L'appello di Concina: non condannate Orvieto al declino


Un “uno-due” capace di stendere il pugile più smaliziato, figurarsi un territorio in crisi di identità e dalle finanze precarie come è quello orvietano. Da qui a settembre la città si gioca faccia, prestigio e un pezzo di futuro in una battaglia di retroguardia, ma fondamentale per non perdere per strada altri pezzi. Le nubi dal volto scuro che si addensano su Orvieto sono il prodotto di una parola di moda dopo anni di spensierata gestione delle risorse pubbliche: razionalizzazione. Razionalizzazione della sanità umbra che la riduzione della aziende sanitarie dalle attuali quattro a sole due e razionalizzazione delle circoscrizioni giudiziarie, da leggere più correttamente come soppressione pura e semplice dei tribunali minori. In entrambi i casi, il destino disegnato altrove per Orvieto è quello di fare la fine del vaso di coccio che viaggia insieme a quelli di ferro, sia perché la chiusura della sede di giustizia appare in realtà una decisione quasi prossima alla ratifica dell’ufficialità, sia perché il ventilato spostamento della sede della Asl da Terni a Foligno penalizza il capoluogo di provincia che appare quasi inerme di fronte alle decisione perugine, figurarsi Orvieto

Sindaco Concina, da qui ad un anno rischiamo di trovarci senza più la Asl provinciale ed il tribunale. E tutto perduto?

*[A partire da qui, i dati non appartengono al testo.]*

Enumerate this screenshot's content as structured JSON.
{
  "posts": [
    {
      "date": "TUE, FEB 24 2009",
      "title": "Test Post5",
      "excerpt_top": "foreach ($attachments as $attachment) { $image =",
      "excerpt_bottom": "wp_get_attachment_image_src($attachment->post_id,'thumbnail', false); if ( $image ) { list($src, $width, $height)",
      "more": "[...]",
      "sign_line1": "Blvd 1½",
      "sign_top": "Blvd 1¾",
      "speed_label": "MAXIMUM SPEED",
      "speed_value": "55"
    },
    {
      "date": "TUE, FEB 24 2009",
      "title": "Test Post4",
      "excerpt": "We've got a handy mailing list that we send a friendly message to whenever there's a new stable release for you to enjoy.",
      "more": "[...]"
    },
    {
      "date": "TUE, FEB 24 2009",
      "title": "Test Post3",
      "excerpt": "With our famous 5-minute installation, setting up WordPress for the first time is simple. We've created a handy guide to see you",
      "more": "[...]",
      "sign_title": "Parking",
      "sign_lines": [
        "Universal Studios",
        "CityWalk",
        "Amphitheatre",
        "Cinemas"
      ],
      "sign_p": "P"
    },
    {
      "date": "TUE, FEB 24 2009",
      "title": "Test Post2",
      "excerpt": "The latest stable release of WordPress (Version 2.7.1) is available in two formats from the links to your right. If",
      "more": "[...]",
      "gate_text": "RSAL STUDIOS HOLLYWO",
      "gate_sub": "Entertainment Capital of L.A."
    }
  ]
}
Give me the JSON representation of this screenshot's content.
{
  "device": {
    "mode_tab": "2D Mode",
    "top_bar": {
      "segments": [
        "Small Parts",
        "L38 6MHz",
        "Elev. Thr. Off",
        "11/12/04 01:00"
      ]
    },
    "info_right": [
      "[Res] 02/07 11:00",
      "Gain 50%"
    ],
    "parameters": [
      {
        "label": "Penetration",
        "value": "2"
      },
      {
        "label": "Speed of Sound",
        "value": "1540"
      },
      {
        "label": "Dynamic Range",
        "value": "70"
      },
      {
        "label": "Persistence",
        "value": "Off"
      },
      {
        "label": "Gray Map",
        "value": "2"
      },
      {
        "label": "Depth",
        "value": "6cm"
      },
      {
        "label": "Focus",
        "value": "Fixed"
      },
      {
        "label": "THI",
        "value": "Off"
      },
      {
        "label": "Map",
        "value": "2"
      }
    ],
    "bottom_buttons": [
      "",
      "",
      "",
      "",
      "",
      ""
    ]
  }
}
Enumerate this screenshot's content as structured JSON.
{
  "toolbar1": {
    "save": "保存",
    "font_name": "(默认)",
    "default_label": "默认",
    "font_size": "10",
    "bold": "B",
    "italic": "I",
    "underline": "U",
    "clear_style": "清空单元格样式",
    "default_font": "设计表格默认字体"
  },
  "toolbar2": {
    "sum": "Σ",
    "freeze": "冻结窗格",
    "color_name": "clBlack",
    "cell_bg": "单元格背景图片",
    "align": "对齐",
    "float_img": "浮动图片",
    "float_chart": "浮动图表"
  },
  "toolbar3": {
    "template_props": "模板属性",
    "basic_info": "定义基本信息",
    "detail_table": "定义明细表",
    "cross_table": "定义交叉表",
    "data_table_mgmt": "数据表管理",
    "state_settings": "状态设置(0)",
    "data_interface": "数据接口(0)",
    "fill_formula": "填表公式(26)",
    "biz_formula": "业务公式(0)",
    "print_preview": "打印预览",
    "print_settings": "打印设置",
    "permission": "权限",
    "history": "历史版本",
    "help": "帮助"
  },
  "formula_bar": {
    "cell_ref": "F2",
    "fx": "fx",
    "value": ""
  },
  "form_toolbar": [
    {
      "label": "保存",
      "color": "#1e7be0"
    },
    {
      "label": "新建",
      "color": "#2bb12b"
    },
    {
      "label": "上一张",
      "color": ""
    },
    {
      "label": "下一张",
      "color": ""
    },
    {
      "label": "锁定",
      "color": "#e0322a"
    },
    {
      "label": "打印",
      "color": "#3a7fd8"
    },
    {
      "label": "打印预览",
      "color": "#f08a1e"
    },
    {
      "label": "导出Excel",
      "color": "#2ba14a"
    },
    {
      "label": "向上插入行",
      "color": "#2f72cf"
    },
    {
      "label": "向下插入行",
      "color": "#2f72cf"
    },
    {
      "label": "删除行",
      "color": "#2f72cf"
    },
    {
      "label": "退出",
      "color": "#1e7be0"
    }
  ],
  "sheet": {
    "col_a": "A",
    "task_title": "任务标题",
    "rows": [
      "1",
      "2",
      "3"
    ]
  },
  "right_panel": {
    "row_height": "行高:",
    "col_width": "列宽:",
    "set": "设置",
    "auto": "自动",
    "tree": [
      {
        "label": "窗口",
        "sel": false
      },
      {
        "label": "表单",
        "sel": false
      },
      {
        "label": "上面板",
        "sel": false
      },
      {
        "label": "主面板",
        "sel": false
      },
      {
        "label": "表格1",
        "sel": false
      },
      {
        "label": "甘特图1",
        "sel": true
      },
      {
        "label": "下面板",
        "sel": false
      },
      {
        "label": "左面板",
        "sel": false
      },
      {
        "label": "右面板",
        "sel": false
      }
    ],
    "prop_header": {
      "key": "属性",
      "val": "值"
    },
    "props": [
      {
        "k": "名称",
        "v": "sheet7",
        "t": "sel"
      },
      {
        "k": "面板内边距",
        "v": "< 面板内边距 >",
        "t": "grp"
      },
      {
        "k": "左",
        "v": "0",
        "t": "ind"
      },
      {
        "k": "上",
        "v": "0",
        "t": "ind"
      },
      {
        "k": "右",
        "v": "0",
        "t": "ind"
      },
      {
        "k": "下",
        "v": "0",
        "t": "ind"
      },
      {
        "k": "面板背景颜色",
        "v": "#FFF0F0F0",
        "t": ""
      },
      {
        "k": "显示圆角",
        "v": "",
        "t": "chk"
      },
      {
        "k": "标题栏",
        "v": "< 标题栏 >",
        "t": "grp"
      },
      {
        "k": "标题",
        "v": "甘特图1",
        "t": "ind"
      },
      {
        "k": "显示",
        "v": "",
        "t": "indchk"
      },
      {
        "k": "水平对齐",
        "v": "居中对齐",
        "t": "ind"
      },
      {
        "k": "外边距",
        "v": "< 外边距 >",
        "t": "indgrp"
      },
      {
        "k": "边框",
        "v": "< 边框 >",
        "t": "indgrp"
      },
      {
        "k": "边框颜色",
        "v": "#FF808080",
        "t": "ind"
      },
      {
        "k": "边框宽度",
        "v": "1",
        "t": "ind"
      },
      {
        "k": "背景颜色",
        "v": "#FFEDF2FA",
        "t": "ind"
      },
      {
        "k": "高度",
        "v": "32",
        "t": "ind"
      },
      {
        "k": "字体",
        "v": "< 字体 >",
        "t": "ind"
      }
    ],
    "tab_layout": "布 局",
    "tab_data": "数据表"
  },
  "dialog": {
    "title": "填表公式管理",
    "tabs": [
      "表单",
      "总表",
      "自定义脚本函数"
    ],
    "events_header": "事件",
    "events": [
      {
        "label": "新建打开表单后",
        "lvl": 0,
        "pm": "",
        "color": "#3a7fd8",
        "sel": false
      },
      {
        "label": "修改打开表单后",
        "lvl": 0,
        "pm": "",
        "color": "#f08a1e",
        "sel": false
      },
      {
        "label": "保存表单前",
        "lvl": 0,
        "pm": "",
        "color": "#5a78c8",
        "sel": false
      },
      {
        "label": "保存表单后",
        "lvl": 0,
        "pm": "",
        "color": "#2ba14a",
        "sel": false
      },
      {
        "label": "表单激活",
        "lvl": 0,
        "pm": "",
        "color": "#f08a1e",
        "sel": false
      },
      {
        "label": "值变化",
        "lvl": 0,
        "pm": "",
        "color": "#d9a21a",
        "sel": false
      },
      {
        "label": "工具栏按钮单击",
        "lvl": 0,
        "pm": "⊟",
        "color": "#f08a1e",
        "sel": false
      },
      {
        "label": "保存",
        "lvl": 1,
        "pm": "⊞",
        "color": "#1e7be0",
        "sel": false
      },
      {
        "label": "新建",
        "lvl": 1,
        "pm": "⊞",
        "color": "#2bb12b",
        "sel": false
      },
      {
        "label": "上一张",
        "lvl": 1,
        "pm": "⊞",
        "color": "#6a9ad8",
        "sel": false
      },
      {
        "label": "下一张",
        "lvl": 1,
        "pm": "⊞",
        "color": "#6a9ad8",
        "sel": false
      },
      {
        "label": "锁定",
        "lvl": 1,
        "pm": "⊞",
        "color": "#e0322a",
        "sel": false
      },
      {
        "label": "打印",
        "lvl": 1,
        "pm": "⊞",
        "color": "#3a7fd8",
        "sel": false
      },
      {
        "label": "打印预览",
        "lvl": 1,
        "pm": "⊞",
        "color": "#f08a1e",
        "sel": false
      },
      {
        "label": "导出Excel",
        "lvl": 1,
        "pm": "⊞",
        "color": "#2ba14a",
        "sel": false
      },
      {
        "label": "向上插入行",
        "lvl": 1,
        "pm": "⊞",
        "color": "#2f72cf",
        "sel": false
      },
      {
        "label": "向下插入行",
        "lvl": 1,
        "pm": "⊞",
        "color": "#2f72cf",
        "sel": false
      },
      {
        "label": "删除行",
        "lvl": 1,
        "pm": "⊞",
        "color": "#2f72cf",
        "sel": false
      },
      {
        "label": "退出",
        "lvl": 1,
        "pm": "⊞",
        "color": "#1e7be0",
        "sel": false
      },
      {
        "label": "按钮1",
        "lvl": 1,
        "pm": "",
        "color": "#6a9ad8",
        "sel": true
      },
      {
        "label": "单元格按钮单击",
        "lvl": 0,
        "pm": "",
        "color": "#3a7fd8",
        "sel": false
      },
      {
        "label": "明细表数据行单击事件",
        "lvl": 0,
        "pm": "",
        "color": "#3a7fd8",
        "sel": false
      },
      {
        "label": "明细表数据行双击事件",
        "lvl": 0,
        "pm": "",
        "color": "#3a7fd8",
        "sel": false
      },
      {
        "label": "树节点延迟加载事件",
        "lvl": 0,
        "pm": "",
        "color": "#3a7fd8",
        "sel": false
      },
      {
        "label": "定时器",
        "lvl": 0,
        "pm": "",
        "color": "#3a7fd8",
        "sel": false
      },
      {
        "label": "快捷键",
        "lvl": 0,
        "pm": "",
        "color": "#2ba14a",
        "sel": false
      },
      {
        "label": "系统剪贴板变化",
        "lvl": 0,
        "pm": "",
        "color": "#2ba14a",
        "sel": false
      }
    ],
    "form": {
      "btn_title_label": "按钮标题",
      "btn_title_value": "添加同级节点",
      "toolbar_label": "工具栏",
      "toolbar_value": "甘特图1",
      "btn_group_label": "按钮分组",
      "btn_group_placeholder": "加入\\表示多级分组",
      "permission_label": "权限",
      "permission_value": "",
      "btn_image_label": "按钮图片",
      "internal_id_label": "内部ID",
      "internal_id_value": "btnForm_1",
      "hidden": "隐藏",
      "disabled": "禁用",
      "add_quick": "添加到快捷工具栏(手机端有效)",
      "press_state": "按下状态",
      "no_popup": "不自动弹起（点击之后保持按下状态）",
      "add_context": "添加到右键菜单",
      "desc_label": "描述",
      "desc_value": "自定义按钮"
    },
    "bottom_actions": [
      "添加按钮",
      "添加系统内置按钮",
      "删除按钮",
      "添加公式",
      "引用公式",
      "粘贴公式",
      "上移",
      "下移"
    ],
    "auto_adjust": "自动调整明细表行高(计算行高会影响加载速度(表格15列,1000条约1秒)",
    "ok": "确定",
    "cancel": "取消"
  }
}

Sulla questione della Asl voglio rivolgere un appello alla presidente Catiuscia Marini. Non è possibile aggravare ulteriormente la marginalizzazione di un territorio come quello di Orvieto che, già negli anni Novanta, era stato duramente penalizzato dalla decisione assunta dalla Regione di sopprimere solo la vecchia Usl orvietana delle cinque umbre. Quella scelta fu assunta nel quadro di una sperimentazione che avrebbe dovuto, di lì a qualche tempo, sfociare in una revisione delle risorse da destinare alla sanità del nostro territorio e che non è stata mai più effettuata. Adesso assistiamo ad una proposta assurda quale è quella di spostare a Foligno l’azienda sanitaria provinciale di Terni, senza tenere minimamente conto dell’equilibrio dei vari territori regionali e, nel nostro caso, della posizione geografica di Orvieto a cavallo di tre provincie, lontana da Perugia e con alcuni importanti ospedali di confinanti realtà laziali come Montefiascone e Acquapendente che sono prossimi ad essere chiusi. Insieme ai consiglieri regionali siamo impegnati a fare in modo che la Asl ternana rimanga al suo posto dal momento che noi abbiamo già dato ed anzi siamo in credito

Sulla salvezza del tribunale, sembra invece che i giochi siano già stati fatti?

Proprio oggi ho attivato un contatto diretto col ministro della Giustizia Severino a cui abbiamo sottoposto il progetto di ampliamento della circoscrizioni giudiziaria del nostro tribunale che è stato elaborato dall’ordine degli avvocati e che prevede soluzioni alternative per incrementare la competenza attraverso territori da affiancare ad esso, in Umbria o nel Lazio. Lo stesso progetto, insieme ad Angelo Ranchino, lo abbiamo anche sottoposto all’ex ministro Nitto Palma e ai massimi vertici del ministero. Non possiamo accettare che la questione del riordino dei tribunali si riconduca ad una competizione muscolare fra territori concorrenti (il riferimento è a Spoleto è all’efficace attività di “lobbing” condotta con successo e capacità dal senatore Pdl Domenico Benedetti Valentini ndr.). Ci auguriamo fortemente che la strategia del governo sia invece quella di tenere contro delle esigenze dei territori e del fatto che, ad esempio, Orvieto è una delle città umbre geograficamente più isolata dai grandi centri e ci sono delle specificità di cui si deve tener conto. Sarebbe una grande ferita per la città

C’è almeno una nota di ottimismo con cui concludere?

Per fortuna si. Ci sono delle trattative interessanti con importanti gruppi imprenditoriali interessanti alla palazzina comando della caserma Piave e al palazzo dell’ex ospedale e lunedì prossimo affideremo ufficialmente il cantiere per la costruzione della strada complanare al raggruppamento di imprese che si è aggiudicato l’appalto.